Available helper partitioner are documented
here. These lowered modules
will be inserted into the top-level module and serialized.
The following is an example of the flow:
from executorch.exir.backend.backend_api import to_backend
import executorch.exir as exir
import torch
class Model(torch.nn.Module):
def __init__(self):
super().__init__()
def forward(self, x, y):
x = x + y
x = x * y
x = x - y
x = x / y
x = x * y
x = x + y
return x
model = Model()
model_inputs = (torch.randn(1, 3), torch.randn(1, 3))
gm = exir.capture(model, model_inputs).to_edge()
from executorch.exir.backend.test.op_partitioner_demo import AddMulPartitionerDemo
exec_prog = to_backend(gm, AddMulPartitionerDemo).to_executorch(
exir.ExecutorchBackendConfig(passes=SpecPropPass())
)
# Save the flatbuffer to a local file
save_path = "delegate.pte"
with open(save_path, "wb") as f:
f.write(exec_prog.buffer)
Runtime¶
The serialized flatbuffer model is loaded by the ExecuTorch runtime.
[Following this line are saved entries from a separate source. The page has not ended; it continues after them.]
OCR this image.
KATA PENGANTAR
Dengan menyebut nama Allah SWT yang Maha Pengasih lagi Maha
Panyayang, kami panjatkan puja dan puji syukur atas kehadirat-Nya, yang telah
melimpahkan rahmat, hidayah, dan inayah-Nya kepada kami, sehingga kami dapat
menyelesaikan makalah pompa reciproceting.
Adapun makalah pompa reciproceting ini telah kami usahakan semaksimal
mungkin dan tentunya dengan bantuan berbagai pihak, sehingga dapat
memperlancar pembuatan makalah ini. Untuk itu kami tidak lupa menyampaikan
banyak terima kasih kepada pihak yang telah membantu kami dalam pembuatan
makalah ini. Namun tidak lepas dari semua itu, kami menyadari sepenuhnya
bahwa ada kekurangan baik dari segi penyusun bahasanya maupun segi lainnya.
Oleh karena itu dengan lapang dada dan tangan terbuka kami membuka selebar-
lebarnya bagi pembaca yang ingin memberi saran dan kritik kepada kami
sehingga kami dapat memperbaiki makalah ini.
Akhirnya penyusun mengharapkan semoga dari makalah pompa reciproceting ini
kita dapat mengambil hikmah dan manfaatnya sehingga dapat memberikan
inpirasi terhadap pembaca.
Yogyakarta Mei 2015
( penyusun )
The
preprocessed blob is directly stored in the flatbuffer, which is loaded into a
call to the backend’s init()
function during model initialization stage. At
the model execution stage, the initialized handled can be executed through the
backend’s execute()
function.
To run the real model with executor:
> :warning: **pybind is not ready for partner preview**: please use size_test_all_ops or executor_runner cpp binary for now. pybind to run executor will be ready before MVP
# Load the program with executor runtime
executorch_module = _load_for_executorch_from_buffer(flatbuffer)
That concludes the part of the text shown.